Boa leitura :D
Medo.
À noite, ele saía pelas ruas sujas, sentindo o prazer dos humanos e seus alucinógenos.
Escolhia suas damas com cuidado; as solitárias, as fáceis, o sangue pingando de suas seringas.
Encarava-a e ela vinha, vulgar, as veias ardendo de uma mistura química forte.
Não é como se ela fosse durar muito, pensava.
Não é como se ela fosse se negar a ir com ele, de qualquer maneira.
Sai sem olhar para trás, sem procurar amor, sem procurar prazer físico.
Procurando sangue.
Às vezes deixava que elas sentissem sua sede, que elas entendessem, e a maioria inclinava o pescoço ou o pulso, entregando-se à morte como quem empresta uma jóia querida, sem esperar que lhe devolvesse.
Ele não devolveria.
Porém, no ápice de sua sede, na vida vermelha sugada sem piedade, ele se descontrola e sente medo.
E se esconde e esquece o corpo e a prudência, e pensa em medo, aterrador medo.
Dor nos ossos, olhos vermelhos, dor no vazio onde estaria a alma.

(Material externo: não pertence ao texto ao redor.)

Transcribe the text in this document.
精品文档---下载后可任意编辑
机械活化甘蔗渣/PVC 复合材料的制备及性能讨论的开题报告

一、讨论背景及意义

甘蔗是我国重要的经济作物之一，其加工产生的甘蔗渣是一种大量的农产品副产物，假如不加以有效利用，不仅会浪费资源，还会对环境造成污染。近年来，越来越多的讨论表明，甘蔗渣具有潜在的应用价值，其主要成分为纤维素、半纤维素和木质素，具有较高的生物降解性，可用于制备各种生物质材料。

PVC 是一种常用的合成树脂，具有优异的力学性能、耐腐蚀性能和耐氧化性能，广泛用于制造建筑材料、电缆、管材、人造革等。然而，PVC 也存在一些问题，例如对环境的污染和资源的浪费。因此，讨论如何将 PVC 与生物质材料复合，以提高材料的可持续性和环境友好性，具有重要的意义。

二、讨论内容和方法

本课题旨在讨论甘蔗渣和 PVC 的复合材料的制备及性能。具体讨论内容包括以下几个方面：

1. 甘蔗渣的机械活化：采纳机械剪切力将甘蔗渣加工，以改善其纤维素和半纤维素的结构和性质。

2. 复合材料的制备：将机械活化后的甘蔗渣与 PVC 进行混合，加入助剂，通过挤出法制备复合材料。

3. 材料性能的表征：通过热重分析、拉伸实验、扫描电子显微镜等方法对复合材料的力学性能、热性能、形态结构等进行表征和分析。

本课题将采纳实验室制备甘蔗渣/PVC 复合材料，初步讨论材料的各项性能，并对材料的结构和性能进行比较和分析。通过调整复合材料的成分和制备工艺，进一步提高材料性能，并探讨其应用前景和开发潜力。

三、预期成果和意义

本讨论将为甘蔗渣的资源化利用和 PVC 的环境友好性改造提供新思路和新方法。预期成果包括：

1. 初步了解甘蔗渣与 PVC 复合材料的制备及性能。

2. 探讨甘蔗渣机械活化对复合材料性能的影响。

Medo de morrer já estando morto.
Até a sede o fazer primitivo de novo.
N.a: Essa fic estava na minha cabeça há - realmente - muito tempo. Eu sabia como a queria, mas simplesmente não conseguia escrevê-la. Então, estava na aula, numa profusão de idéias, e pensei nessa fic, e em como eu queria tentar de novo. E, bem, ela saiu. A primeira vez que li, pensei que fosse genial, mas agora ela não me parece grande coisa. Mas ele mesmo disse que matar suas vítimas enquanto sentia o que elas sentiam era horrível. Comentem, então :D
Abraços,
Pollita :)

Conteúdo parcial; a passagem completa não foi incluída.